The issue of having confidence sexually is gigantic in how we feel about ourselves as men and therefore how we interact with women.

First, let’s just admit that this is true.  Men are about performance.  This is why everywhere you turn you see sexual enhancement drugs, workouts, and techniques.  A man’s greatest fear is failure.  As Eldrege says, every man is asking, “Do I have what it takes?”  No where is this more true, or more scary and vulnerable, than sex.  Nowhere!

Every guy is asking the question do I have what it takes to be good sexually with a woman. In simple terms – “Am I Good In Bed?”  Every Guy.  Our answers are all jacked up.

Most of us began to have the question answered when we were very young.  There are so many factors.  Do you have a father that even broaches the subject?  What happens in the boys restroom in elementary school?  What are you comparing yourself to?  The guy next to you?  The guy who developed before you?  The guy in the porn video? (Average age a male sees internet porn for the first time is now 11).  It can also be affected by our view of sex, abuse, being emasculated by peers or parents or both.

Sometimes the answer is that we are “small” and that we don’t have what it takes.  Often we get no answer at all.  Almost never do we get a positive answer in the right way.

So we of course go and try to answer it.  We might dominate women or become extremely sexual to prove our prowess.  This is the guy who lives for sex and is always out to, “get some”.  We might seek to control the answer by fantasizing or looking at porn.  But this usually just brings about shame, and can undermine the question once again.

And in the Christian culture, for the most part, we are told to bury it, kill it, or starve it.  In fact, we are told basically, “Don’t look, don’t touch, don’t explore, but don’t worry you’ll magically know what to do when you get married.”  It’s like there is supposed to be a Christian switch when it comes to sexual prowess.  Don’t have any, and then man up and have it.  Really?!

It seems to me that most Christian guys end up in one of two camps.  Be a Christian but have sex anyway which leads to the obvious problems.  Or, we go without touch, without intimacy and therefore end up freaking out when we get to it. Sex becomes this taboo thing. We end up having fear and passivity around women, especially a woman we are really attracted to.  We don’t know what to do, partly because we aren’t sure we could do it – as in literally “do it”.
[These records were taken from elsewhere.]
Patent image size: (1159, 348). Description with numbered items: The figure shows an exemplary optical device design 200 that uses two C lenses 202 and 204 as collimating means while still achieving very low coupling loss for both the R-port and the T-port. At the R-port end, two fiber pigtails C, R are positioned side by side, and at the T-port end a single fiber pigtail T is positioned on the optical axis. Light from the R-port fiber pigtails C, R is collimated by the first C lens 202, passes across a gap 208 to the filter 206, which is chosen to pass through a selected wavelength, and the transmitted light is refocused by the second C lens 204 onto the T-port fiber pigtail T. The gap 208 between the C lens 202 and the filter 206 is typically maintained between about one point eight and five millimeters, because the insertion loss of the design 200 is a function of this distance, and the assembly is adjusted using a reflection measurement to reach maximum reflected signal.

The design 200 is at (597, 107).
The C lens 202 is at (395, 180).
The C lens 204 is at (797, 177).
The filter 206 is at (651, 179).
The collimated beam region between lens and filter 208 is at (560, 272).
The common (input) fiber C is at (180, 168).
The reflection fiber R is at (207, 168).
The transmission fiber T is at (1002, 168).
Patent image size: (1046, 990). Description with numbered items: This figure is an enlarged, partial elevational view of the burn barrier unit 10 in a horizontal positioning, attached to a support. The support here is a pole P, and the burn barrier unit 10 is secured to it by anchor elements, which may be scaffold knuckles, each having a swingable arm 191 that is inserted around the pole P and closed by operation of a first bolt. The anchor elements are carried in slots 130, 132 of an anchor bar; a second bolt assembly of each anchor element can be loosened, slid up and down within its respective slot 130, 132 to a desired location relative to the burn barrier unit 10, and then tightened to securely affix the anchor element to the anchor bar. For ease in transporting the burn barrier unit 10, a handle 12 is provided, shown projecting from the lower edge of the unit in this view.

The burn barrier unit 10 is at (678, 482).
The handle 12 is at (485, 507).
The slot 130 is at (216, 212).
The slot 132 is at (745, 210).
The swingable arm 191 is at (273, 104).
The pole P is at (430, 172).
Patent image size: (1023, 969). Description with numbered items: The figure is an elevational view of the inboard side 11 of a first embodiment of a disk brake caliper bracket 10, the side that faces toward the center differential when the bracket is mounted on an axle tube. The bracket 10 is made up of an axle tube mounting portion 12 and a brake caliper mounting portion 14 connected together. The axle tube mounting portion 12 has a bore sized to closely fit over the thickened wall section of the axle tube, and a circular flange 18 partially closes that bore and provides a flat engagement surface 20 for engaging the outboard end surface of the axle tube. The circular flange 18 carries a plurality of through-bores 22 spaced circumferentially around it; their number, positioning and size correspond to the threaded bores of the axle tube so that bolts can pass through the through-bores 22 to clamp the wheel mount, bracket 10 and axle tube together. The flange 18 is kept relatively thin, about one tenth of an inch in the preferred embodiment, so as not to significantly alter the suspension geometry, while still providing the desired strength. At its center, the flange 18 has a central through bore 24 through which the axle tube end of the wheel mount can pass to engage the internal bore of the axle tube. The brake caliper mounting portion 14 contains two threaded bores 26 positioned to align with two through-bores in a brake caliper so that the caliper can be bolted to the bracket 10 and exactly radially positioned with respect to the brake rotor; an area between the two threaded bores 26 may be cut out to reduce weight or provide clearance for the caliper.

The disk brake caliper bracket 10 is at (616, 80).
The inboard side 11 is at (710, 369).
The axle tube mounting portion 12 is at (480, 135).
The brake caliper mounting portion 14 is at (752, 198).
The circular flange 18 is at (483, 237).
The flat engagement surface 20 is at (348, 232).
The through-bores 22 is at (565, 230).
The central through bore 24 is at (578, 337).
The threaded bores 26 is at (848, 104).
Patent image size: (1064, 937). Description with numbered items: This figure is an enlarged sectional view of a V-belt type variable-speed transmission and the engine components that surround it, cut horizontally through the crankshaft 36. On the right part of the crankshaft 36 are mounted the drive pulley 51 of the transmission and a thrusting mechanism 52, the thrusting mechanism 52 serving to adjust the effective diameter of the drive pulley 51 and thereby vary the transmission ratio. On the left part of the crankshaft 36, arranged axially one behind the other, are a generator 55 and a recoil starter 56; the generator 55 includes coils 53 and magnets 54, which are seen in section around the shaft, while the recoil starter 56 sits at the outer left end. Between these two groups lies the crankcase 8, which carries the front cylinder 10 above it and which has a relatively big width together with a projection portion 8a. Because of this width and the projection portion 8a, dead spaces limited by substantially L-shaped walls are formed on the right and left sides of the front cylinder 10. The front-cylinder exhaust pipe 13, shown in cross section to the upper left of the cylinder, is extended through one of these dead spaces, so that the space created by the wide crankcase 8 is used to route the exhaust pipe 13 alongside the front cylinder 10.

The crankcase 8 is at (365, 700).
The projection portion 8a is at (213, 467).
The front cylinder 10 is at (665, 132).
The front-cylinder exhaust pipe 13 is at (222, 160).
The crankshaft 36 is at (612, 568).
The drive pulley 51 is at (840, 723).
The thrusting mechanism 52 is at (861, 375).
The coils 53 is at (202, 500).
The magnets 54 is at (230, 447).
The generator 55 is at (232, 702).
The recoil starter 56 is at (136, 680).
We live in a culture in which the average guy gets married at  28-29 years old.  What that means is that in the Church we are asking a guy to go about 15 years of his life (during the most crucial time when he is answering all of his life’s questions – including this one – for the first time) to not have sex.  My contention is this:  We can ask him to not have sex, but we CAN NOT ask him to not have an answer to this question.  Because he WILL answer it.

While this affects how we interact with women, its much bigger than that.  This answer affects how I do other things in my life.  It affects how I relate to other men, how I relate to my own body and self image and even how I interact at work and play.  This question matters.  I would submit that even if I’m called to celibacy in the kingdom, I’d still better have an answer to this question. It’s crucial no matter what.

In my next post I’m going to take a stab at what I think the Christian community can do to help guys answer it.  But before we can get help, we need to check what our answer is to the question right now.

Do you have what it takes to be good sexually with a woman?  Where does that answer come from? How have you tried to answer it?